Analoge Fotos digitalisieren: Mit diesen Methoden und Scans retten Sie Ihre Erinnerungen

Wer noch analoge Fotos mit vielen Erinnerungen aus alten Zeiten besitzt, kann diese digitalisieren und danach bearbeiten.

In diesen Artikel zeige ich dir welche Methoden empfehlenswert sind.

Digitale Bilder lassen sich unbeschadet auch nach Jahren noch präsentieren. Die Fotobox mit Schwarz-Weiß-Fotografien der Großeltern oder andere schon verblichene Erinnerungen gehören auch in die digitale Welt. Nicht, damit sie ihren Charme verlieren, sondern damit sie keinen weiteren Schaden nehmen.

Wie entstehen analoge Fotos?

Durch eine chemische Reaktion entstehen analoge Bilder, die nach einem Fixierbad und Wässerung ihr Motiv zeigen. Schwarz-weiße Negative sind recht stabil, auch Papierbilder überdauern die Zeit. Die Bilder werden nämlich durch metallisches Silber gebildet. Eine Tonung verbessert die Langlebigkeit des Fotos. Allerdings kann das Papier leiden und vergilben, das geschieht meistens durch UV-Einfluss.

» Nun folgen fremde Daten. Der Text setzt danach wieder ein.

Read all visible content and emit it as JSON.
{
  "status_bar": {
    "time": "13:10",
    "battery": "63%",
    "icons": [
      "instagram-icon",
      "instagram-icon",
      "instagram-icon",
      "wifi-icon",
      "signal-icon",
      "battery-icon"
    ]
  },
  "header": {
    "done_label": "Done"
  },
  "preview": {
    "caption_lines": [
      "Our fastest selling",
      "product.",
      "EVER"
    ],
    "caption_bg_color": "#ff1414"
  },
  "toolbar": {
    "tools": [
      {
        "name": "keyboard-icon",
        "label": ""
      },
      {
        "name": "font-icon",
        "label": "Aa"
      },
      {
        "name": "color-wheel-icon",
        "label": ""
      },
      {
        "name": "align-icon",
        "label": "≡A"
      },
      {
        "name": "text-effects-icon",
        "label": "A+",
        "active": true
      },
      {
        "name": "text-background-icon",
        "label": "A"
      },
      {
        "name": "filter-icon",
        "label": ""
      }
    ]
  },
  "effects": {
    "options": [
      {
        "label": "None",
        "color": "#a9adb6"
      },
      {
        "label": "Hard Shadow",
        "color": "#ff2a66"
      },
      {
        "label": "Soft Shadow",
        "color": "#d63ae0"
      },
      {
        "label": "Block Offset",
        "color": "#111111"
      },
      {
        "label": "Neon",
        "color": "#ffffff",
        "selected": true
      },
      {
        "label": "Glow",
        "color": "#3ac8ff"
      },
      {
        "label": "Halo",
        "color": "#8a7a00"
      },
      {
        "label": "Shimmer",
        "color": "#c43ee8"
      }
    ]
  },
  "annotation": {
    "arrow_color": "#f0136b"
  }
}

Farbbilder sind besonders anfällig

Fotografen sorgen sich am meisten um alte Farbbilder. In den 40er Jahren gab es zwar schon archivfeste Technologie, allerdings sind die Aufnahmen sehr sensibel. Beim Prozess wurden die Farben zu Beginn in die lichtempfindlichen Schichten eingelagert. Oftmals setzten Fotografen auf das chromogene Verfahren, bei denen sich die Farben erst während der Entwicklung ausbildeten. Sie sind noch im Besitz eines Albums aus den 70igern? Dann werden Sie sicher viele rotstichige Bilder vor sich sehen. Das liegt daran, dass sich die blauen und grünen Farbstoffe bereits zersetzt haben. Digitale Technik kann hier aber noch etwas retten.

Alte Bilder scannen und sichern

Um Bilder zu retten, sollten sie eingescannt werden. Negative und Dias können dafür verwendet werden. Hierbei handelt es sich um die erste Generation der Bilder. Das heißt, die meisten Informationen stehen auf diesen Datenträgern. Doch Hand aufs Herz: in der Praxis werden Sie nicht immer die Wahl haben. Oft bleiben nur die Abzüge erhalten.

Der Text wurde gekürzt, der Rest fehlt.